Chomsky argued that while oil’s influence over the State Department is massive, American foreign policy is more devoted to serving broad corporate interest than any specific industry:
“The oil companies are the major international corporations,” Chomsky continued. “Since oil has become important, they have virtually owned the State Department. They are the corporations within the American imperialist system that have the greatest concern for American foreign policy. Because they have the largest overseas investments, their influence over foreign policy has always been extremely strong.

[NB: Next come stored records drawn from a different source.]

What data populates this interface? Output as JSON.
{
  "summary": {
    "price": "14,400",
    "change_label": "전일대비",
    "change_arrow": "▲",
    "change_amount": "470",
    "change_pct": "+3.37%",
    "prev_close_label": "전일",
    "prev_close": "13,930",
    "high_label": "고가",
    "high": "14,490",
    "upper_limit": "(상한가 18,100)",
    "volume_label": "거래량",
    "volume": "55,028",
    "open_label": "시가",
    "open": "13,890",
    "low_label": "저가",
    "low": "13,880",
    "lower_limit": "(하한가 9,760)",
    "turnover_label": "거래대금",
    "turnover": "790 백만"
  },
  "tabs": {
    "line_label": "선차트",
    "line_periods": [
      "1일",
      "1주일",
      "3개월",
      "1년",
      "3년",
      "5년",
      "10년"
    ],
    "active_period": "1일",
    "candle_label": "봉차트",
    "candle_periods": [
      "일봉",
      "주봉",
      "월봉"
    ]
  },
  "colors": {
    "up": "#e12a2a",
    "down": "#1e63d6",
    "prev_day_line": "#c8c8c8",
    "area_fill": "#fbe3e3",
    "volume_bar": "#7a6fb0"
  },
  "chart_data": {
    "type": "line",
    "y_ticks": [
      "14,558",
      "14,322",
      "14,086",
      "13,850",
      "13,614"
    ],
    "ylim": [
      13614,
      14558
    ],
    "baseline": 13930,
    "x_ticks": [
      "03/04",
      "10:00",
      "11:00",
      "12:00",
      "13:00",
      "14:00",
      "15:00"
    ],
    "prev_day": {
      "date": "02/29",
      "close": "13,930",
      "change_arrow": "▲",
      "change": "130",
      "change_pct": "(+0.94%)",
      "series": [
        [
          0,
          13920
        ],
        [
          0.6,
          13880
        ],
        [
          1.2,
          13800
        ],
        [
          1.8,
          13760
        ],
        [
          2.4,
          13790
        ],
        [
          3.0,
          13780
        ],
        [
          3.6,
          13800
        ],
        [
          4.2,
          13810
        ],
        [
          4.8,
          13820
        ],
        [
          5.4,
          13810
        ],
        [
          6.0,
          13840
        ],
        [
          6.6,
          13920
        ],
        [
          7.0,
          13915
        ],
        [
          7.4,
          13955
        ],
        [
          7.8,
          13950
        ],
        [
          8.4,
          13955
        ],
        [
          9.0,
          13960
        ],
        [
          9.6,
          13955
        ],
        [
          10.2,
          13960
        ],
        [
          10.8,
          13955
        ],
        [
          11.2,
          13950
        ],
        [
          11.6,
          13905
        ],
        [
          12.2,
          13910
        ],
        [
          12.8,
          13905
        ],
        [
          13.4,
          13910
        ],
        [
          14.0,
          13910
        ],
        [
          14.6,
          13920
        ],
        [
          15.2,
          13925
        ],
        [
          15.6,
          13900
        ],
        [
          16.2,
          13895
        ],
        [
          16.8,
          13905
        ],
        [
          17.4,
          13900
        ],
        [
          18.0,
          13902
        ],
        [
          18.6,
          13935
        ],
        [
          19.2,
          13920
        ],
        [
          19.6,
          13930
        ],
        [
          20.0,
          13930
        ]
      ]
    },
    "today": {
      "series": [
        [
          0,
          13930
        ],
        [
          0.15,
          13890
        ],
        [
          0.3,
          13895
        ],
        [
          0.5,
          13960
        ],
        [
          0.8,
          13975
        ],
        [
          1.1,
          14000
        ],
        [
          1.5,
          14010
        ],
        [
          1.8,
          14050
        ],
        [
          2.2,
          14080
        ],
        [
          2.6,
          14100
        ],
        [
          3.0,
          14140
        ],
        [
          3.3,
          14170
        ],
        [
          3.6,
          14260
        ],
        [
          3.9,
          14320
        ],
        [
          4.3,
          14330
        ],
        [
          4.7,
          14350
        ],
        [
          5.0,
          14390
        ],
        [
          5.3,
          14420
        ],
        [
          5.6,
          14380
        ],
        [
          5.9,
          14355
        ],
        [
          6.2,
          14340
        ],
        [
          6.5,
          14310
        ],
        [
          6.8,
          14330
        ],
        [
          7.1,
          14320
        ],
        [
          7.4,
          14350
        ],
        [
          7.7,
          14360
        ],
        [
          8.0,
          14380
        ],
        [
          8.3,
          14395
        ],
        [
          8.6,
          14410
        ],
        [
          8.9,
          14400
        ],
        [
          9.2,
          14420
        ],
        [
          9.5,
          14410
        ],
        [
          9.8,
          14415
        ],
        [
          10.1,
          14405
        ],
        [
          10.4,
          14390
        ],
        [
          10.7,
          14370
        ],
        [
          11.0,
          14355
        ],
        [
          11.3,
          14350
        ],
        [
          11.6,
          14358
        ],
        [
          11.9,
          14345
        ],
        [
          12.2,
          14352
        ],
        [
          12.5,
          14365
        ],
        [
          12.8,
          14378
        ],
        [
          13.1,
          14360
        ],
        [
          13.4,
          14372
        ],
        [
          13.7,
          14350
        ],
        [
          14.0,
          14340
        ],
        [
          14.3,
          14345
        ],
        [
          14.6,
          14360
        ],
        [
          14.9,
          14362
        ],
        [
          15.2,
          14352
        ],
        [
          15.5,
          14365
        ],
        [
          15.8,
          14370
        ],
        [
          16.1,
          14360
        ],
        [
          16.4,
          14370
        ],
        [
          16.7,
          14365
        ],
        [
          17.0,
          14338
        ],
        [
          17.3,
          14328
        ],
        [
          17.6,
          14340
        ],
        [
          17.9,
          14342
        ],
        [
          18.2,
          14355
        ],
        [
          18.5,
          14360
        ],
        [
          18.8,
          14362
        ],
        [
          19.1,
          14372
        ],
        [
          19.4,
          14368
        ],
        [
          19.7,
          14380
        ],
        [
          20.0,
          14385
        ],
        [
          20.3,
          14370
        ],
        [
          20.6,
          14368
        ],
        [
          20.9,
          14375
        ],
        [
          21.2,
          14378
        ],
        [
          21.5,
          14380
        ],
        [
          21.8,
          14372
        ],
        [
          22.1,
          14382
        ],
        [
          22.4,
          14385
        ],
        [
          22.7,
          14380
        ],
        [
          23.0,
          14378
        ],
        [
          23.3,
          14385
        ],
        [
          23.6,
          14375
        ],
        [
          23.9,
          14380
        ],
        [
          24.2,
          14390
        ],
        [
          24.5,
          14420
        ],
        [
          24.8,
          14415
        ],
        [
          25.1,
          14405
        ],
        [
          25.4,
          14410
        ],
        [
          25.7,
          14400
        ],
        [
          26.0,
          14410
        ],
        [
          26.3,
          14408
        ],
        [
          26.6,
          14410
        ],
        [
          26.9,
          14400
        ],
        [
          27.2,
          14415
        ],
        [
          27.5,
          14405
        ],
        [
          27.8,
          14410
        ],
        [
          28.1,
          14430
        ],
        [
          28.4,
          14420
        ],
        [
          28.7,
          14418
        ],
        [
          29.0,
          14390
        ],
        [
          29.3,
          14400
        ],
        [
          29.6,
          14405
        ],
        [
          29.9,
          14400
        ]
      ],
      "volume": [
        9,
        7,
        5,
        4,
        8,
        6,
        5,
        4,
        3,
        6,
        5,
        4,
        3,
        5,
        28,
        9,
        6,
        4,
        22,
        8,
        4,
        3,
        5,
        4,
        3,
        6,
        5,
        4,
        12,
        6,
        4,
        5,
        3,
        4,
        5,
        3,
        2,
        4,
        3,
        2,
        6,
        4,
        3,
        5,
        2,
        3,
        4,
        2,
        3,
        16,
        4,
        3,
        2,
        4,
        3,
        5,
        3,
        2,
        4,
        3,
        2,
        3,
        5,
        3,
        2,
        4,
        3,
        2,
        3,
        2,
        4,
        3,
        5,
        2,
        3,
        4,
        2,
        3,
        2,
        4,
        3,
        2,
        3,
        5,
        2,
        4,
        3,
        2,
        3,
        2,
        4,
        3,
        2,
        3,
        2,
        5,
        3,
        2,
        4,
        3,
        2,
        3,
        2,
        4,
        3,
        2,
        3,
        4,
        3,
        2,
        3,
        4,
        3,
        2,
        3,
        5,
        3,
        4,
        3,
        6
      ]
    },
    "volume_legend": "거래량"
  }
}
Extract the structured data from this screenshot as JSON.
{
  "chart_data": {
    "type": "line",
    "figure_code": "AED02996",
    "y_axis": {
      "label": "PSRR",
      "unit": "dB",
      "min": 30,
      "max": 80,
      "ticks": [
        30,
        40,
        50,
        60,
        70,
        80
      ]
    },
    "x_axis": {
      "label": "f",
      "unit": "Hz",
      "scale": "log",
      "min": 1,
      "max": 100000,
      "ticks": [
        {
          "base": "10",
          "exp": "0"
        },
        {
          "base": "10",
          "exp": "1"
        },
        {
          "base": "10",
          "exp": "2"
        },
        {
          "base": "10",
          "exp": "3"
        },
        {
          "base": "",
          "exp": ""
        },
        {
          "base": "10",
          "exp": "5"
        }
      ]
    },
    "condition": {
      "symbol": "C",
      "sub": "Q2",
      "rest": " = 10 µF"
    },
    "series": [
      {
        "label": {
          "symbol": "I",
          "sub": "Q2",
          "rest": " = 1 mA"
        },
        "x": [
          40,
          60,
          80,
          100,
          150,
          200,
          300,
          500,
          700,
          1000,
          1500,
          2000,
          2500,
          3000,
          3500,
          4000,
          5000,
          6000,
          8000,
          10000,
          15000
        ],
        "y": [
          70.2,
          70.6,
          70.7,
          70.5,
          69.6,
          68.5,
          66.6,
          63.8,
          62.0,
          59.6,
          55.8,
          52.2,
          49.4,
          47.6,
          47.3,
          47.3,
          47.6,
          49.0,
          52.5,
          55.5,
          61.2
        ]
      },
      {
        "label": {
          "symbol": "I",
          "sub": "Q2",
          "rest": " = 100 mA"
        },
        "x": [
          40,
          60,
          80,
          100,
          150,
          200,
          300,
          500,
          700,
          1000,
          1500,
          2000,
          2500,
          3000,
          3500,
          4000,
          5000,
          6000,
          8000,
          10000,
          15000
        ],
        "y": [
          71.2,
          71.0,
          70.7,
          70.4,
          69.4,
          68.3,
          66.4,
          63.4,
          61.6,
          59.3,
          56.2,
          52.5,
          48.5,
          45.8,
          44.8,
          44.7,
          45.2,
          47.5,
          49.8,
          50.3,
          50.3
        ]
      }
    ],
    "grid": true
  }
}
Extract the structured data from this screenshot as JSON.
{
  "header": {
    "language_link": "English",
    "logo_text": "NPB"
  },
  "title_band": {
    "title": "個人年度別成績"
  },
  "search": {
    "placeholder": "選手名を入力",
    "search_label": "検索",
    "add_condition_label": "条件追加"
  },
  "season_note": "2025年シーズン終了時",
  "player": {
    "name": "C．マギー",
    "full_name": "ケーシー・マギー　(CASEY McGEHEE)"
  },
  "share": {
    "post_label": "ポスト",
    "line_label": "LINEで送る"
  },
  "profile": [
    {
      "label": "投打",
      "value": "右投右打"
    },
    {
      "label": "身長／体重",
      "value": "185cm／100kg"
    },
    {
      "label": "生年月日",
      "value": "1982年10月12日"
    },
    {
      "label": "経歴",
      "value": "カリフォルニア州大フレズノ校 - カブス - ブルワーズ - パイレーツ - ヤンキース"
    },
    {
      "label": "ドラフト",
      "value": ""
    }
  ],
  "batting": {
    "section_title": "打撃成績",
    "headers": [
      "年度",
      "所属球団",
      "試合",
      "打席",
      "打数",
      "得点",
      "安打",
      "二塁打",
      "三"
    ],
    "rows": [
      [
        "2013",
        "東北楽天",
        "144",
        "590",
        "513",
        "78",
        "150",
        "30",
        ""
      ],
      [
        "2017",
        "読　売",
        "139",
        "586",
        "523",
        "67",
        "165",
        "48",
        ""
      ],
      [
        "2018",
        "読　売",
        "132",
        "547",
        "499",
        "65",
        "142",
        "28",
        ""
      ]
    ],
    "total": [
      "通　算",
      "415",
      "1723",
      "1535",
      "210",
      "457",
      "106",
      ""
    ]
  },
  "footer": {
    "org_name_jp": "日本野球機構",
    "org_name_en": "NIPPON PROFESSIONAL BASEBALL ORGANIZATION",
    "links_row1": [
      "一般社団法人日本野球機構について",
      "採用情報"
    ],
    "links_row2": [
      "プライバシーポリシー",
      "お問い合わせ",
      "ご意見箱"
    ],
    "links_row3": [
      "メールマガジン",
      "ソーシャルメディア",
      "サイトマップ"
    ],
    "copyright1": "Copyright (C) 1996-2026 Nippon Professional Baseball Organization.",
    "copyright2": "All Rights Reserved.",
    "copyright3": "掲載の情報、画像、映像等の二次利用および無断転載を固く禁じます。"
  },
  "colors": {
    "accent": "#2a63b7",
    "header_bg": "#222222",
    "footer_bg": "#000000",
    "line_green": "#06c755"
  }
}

“But it would be a mistake to say that the government is controlled by the oil companies. The government policy reflects the over-all interests of American capitalism. So, on occasion, the particular interests of the oil companies may seem rather parochial and short-sighted from the point of view of the larger interests of American capitalism.”
While the transition to clean energy will diminish fossil fuel executives’ power over foreign policy, critics argue that imperialist extraction will continue for essential minerals used in renewable technology unless the public demands accountability.